Five days ago I blogged and said that I would try and make a blog entry for each day of my 10 Day Water Challenge. Well today is the end of Day 5 and it’s the first time I’ve gotten to my laptop all week. I was unaware that I would be working three of the last four nights at my second job (the one that I have gone back to and kept in order to feed my travel bug). So apologies and I beg your forgiveness.
#H2Only Days 1 and 2
Exhaustion reigned supreme on Monday and Tuesday. It was the first time in ages without caffeine, and I was made immediately aware of just how much upon it I depend. I was extremely drowsy all day at work with my coworkers asking if I was alright. On Tuesday I almost fell asleep at my desk. While I didn’t have a raging caffeine headache, I did have a slight headache that went away with some pain reliever (and it wasn’t even the pain reliever containing caffeine).
Monday was an especially long day between the full time day desk job and the part time evening serving/bartending job. I had the hardest time concentrating on my work during the day, and by the time I got to my evening shift, I was mentally drained. The lack of caffeine not only affected my energy, but it almost felt like it was affecting my personality. It was harder than usual to interact with my guests.
On Tuesday I had the evening off but ended up falling asleep in a chair on the screened in back porch at 8pm while attempting to read.
The other thing I noticed was that while I was craving coffee intensely (and not diet soda, which surprised me), I was NOT craving sugar. That’s a HUGE thing for me as I truly believe I have a raging sugar addiction.
#H2Only Day 3
Wednesday during the day job I was much less exhausted and my headache was minimal. I had my first real challenge this day in the shape of a post work happy hour. I had checked my schedule and didn’t work the second job that night. So I went to the bar down the street from the office, trying to decide what to do when it came time to order a drink. In the end, I had a glass of water while the “boys” had long island ice teas and beers.

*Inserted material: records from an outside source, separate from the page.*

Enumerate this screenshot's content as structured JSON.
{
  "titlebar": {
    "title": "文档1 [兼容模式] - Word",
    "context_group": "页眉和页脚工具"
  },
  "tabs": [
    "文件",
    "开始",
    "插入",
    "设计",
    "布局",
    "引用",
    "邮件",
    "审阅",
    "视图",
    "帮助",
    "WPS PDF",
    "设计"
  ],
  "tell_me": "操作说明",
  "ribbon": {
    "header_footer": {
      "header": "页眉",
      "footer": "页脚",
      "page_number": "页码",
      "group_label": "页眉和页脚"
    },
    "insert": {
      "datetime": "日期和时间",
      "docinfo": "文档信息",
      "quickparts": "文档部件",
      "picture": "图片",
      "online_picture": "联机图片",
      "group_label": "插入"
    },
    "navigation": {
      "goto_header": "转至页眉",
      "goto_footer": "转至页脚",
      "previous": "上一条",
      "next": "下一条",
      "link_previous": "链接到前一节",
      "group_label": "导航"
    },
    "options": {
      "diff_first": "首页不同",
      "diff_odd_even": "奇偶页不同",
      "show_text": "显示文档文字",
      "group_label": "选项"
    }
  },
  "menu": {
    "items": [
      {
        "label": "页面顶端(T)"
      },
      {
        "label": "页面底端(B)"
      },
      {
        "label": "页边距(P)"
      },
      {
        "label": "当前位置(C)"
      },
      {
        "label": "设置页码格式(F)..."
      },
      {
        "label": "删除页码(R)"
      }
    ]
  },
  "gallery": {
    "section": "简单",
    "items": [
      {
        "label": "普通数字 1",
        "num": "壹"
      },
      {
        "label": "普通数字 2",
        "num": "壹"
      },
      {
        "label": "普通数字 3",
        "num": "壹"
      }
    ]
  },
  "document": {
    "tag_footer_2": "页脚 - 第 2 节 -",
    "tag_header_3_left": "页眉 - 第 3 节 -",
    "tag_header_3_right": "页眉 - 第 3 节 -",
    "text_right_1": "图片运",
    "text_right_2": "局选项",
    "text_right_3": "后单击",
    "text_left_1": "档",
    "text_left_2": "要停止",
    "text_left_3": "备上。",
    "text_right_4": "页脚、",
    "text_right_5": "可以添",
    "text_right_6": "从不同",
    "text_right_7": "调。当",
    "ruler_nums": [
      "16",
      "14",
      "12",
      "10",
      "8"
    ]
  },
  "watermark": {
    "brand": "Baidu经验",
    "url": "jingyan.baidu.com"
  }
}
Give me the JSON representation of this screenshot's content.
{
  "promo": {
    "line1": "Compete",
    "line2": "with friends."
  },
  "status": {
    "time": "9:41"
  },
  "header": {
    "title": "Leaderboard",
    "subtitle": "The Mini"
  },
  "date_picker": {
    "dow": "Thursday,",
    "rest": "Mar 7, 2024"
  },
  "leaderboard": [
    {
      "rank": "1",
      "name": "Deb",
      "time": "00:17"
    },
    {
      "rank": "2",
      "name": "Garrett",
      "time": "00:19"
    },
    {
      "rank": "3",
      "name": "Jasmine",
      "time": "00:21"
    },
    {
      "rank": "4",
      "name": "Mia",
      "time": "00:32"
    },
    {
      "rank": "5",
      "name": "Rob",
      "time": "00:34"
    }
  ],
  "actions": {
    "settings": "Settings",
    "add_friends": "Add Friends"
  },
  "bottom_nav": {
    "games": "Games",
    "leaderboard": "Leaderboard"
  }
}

The day was yet another lesson in brain fog as at around 5:35 I received a text from my manager on duty at the restaurant asking where I was. It appears that I WAS scheduled to work after all. Sure enough, I was scheduled even though I swore I wasn’t when I’d looked at the schedule. That night on the floor I had the hardest time remembering the simplest of things. While reaching to take empty plates from tables, I continuously said, “I’ll take those boxes,” while meaning to say plates. I went to take something to a table and realized that I had turned the wrong way and headed to completely different table. I rang food in incorrectly once and rang in a duplicate order as well (which I then paid for and took home).
I found that I was also incredibly cranky. It could partly have had to do with the fact that my plans were squashed upon going to work. Or it could have been the fact that the restaurant’s air conditioners just couldn’t keep up with the heat outside, making it feel like a sweatbox to those of us moving around. My coworkers will mostly say that I am a pretty easy going, laid back person. Wednesday night, everything irritated me, and I was not my normal self.
#H2Only Day 4
Thursday there was no headache, but the brain fog continued. I woke up early and walked a little under a mile and a half to the gym, did a biceps and back work out, and then ran a little over a mile home. After showering and eating, it was when I was almost to work that I realized I had NOT brushed my teeth. Something that comes as second nature, part of the normal routine that in ingrained in one’s mind, and here I had forgotten to BRUSH MY TEETH! How does that happen? It definitely took longer to do the usual things. Concentration and focus were in high demand and found wanting.
#H2Only Day 5
So we are finally to Friday,. My concentration was still a little off today, but it was a definite improvement over just two days ago. And instead of going out with a group to the bars in Westport, MO to celebrate a birthday, I’m here typing my blog. The group I was to go out with tonight “encouraged” me to come out and have a drink to celebrate the birthday and start my 10 days over again tomorrow. I just couldn’t bring myself to do it. And while I really would LOVE to be out with them tonight, dancing and having a great time, I know that the temptation to drink something other than water would be too strong. It reminds me a lot of doughnuts. I love them, and I know they taste good, but they are in my best interest. I’m too determined to see this through than to go out and have a good time and some drinks and throw in the towel.
I was considering tonight just how I would proceed once these 10 days are over. I know that I will drink wine and beer again, however in moderation. My big concern is the coffee and caffeine. Do I throw it all out the window and get myself completely addicted to caffeine again? Or do I just allow myself a set amount of coffee per day? CAN I even do that? Things to ponder over the next 5 days.